September marks a very sad time for our family. It is the month in which we lost our dad to brain cancer. As this is a space that I share my life with you all, it would seem wrong to skate over this part of my life and not share it with you.
This year as a family we decided to do something different on the 16th of September, to remember my dad. Our plan was to go and visit the Blood Swept Lands and Seas of Red exhibition at the Tower of London.
As a foodie family unsurprisingly our morning started at the Breakfast Club at London Bridge.
For drinks we opted for two smoothies. Slow Boy - apple, carrot, orange & ginger (£4.20).
Virgin Apple Mojito - pressed apple, mint and lime (£4.30). The Mojito is so wonderfully refreshing and a definite favourite.
My dad used to enjoy a lovely cooked breakfast when he got the opportunity. So my choice was easy, I opt for the "The All American" breakfast - Pancakes, eggs, sausage, home-style fried potatoes, streaky bacon and maple syrup (£10.50).
After breakfast we wandered along the Thames enjoying the fresh air and walking off our rather large breakfast. Tower Bridge is an iconic monument of London that I will never get fed up of seeing.
The bridge is the guardian over the water, raising and lowering to allow ships in and out of the city.
The architecture is so very beautiful.
I remember the months in which my dad became unwell like they were yesterday, it was June not long after I had celebrated a milestone Birthday. The year became memorable for all the wrong reasons.
Having been previously fit and healthy (having the constitution of a cast iron ox), illness came suddenly to my dad and within three months of diagnosis he sadly went from a fit independent adult, to one that couldn't walk, feed himself or care for himself any more.

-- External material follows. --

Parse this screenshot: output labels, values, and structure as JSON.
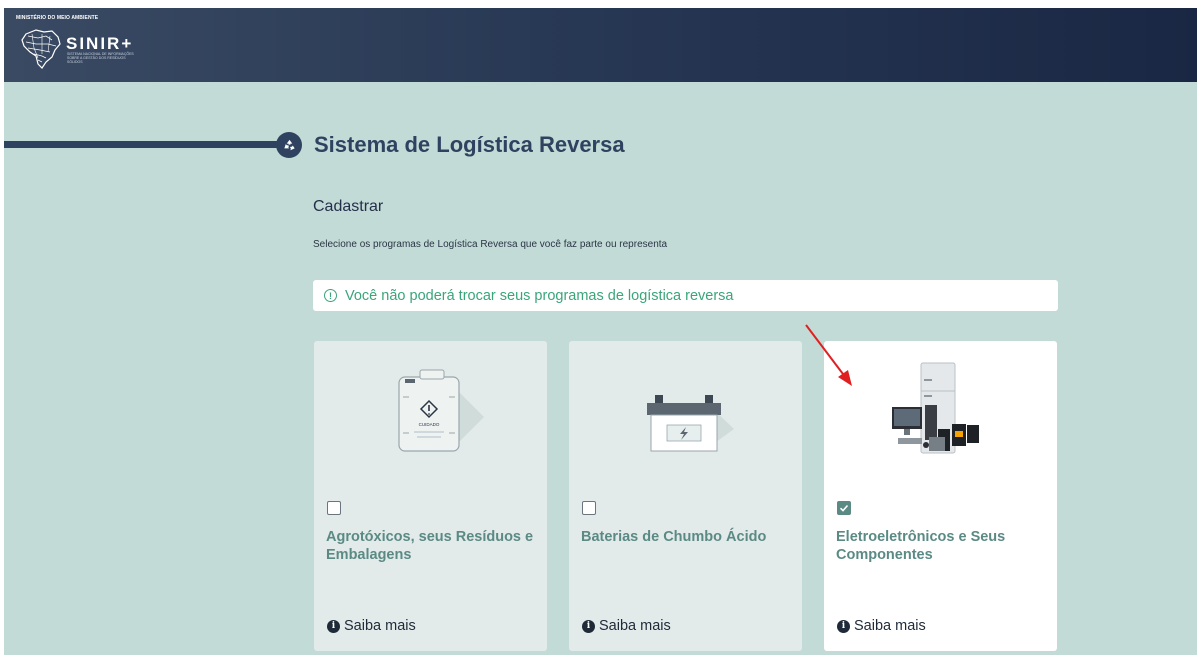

I cannot describe those months, they were dark and horrendous, time went very slowly and watching the person that you love die in front of your eyes is truly awful. It changes you in a way I am not sure you recover from.
Within three months of diagnosis my dad sadly lost his battle to brain cancer (Central Nervous System Lymphoma) on September 16th 2010.
They were the very worst days of my life and yet I would live them all again, as it would mean I would have time with my dad again. Time. We spend vast amounts of time wishing it away but when someone puts limitations on it you wish you could have it forever. One second, a minute, an hour, a day, a week, a fortnight, a month, a year. Oh what I wouldn't give.
I am not standing in judgement here I too used to get caught up in the moment, worrying about things that really in a couple of hours, weeks or even a year wouldn't matter. I still do, it is very easy to do and forget about what life is really all about.
The exhibition was the perfect place for quiet reflection and remembering my dad. The exhibition is amazingly poignant.
"It's difficult to understand the sum of a persons life... Some people would tell you it's measured by the ones left behind, some believe it can be measured in faith, some say by love, other folks say life has no meaning at all... Me, I believe you measure yourself by the people who measure themselves by you..." - The Bucket List (2007 Rob Reiner).
As my father's daughter I certainly measure myself by my dad, who was a wonderful unassuming man who if I can ever be half the person he was I will have done very well.